From: sternodox@aristotle.net (Sternodox)
Date: Thu, 11 Apr 1996

Does anybody know how much 'frop it takes to, like, really party down
with? Like, how much you'd have to take to TOTALLY party? Does it take a
lot or, like, how much? I talked to Janor on the phone once. Hey man .....
SLACK! Hey ...... like, PRAISE "BOB" totally!!!! I have two Doktors for
"Bob" tapes .... wanna come over and FUCK ME RUNNIN' with 87,456,122
dead CHIHUAHUA dicks hanging a fucking ZIRCONIUM pack up the whole
fucking PLANET's ASS?! Huh!??? You better fucking ANSWER ME Jack, or I'll
stiff yer ziff with a MOON-PANTS quiff --- you'll be smokin' a stone sluice
turd in front of Beelzebub's SISTER in NO TIME, you STUPID SHITZ!

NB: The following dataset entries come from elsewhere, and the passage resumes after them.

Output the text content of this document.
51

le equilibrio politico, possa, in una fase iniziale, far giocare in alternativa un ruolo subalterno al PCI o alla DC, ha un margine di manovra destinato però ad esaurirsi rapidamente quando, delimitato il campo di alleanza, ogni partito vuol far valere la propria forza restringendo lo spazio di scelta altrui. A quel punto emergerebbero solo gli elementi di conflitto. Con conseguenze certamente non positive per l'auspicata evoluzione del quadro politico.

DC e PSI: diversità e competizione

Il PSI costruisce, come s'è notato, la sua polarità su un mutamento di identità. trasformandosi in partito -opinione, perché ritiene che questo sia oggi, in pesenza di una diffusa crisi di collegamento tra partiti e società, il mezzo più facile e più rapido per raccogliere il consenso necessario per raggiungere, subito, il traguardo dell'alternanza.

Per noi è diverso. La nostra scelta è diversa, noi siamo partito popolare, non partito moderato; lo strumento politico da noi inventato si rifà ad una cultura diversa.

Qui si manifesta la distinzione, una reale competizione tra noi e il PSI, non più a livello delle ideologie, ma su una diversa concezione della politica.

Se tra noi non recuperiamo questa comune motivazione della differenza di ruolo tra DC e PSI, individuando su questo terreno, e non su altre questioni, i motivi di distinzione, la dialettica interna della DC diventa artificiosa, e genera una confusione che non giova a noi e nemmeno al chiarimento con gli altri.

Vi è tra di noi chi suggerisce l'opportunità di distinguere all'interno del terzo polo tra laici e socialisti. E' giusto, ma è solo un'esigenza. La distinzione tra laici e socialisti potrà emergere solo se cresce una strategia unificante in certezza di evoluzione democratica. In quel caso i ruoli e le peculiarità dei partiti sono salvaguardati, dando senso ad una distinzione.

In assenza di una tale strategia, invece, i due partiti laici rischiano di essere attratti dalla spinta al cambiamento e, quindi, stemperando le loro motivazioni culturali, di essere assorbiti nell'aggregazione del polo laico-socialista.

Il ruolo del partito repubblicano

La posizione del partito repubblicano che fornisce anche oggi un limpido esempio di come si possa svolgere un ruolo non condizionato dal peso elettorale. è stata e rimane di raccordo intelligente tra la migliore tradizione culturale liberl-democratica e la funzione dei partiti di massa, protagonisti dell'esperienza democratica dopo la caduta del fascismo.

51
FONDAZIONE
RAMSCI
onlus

Wuzzamatta witchu anyhow? You fucking CRAZY or some shit? I'll RAM a
GONAD-SPRING right up yer soup-chute you pucker-faced NOBODIES. Jesus X.
Keeeerist, you gotta MOVE 'n GROP it fore BOBBY gets home from the TUCKER
TELEPHONE FACTORY. You think you gonna be MAIN 'n ABLE enuff to spunk
when the wad's flushed with anti-VICTORY? HA! You'll be puffin' piss-
soaked WINSTON LIGHTS while we're sailin' lit Chesterfield's off yer Mama's
fucking BUNG HOLE. You think we won't? You just WATCH you fucking
PUSSIES!

Rev. Sternodox

--
_______________________________________
B.H.A.P.L.S --- Launching the Head
Since 1981

----------------------------------------------------------------------

From: dynasor@infi.net (Dennis McClain-Furmanski)

On 04-11-96, sternodox@aristotle.net wrote:
> Does anybody know how much 'frop it takes to, like, really party down
> with?

Three.

Three will have you squirtin' in fear out of every hole and pore while
your brain is floating near the ceiling of an X-ist ship watching them
stick radioactive probes up your body's ass lying down there on a table.
If'n three don't do that for you, you must be sticking to the imported
shit rather than my mutated strain. I had to clone several incarnations of
Dali Lama to keep enough shit around to grow it. Three will unravel the
strings in all your subatomic particles like a Taiwanese sweater and will
make you count in imaginary numbers.

I won't touch the shit myself. It scares me.